The fundamental rights were included in the First Draft Constitution (February 1948), the Second Draft Constitution (17 October 1948) and final Third Draft Constitution (26 November 1949) prepared by the Drafting Committee.
The fundamental rights were included in the constitution because they were considered essential for the development of the personality of every individual and to preserve human dignity. The writers of the constitution regarded democracy of no avail if civil liberties, like freedom of speech and religion were not recognized and protected by the State. Some commentators consider the Indian Constitution to be an extremely lengthy document that goes into excessive details about the structure and working of the government machinery. Most of these rights are enforceable against the State by way of their language, while some others are directed both against the State and private actors. The most important feature however is that the fundamental rights gave the higher judiciary a clear set of criteria to regulate relations between citizens and the government (i.e. ‘vertical application of rights’) as well as among citizens themselves (i.e. ‘horizontal application of rights’). Furthermore, Indian Courts have interpreted these rights not only in a ‘negative’ dimension (i.e. in terms of protection against violations) but also in a ‘positive’ dimension (i.e. in terms of entitlements to benefits).

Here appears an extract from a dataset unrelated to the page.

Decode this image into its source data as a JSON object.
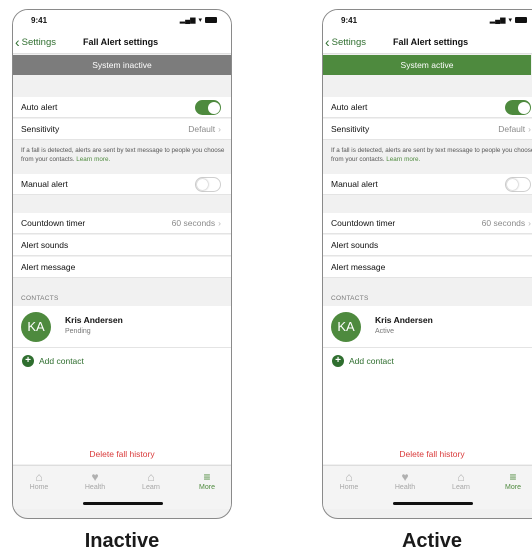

The right to freedom and personal liberty has a number of limiting clauses, and thus has been criticized for failing to check the sanctioning of powers often deemed "excessive" The phrases "security of State", "public order" and "morality" are of wide implication. The meaning of phrases like "reasonable restrictions" and "the interest of public order" have not been explicitly stated in the constitution, and this ambiguity leads to unnecessary litigation. Employment of child labour in hazardous job environments has been reduced, but their employment even in non-hazardous jobs, including their prevalent employment as domestic help violates the spirit and ideals of the constitution.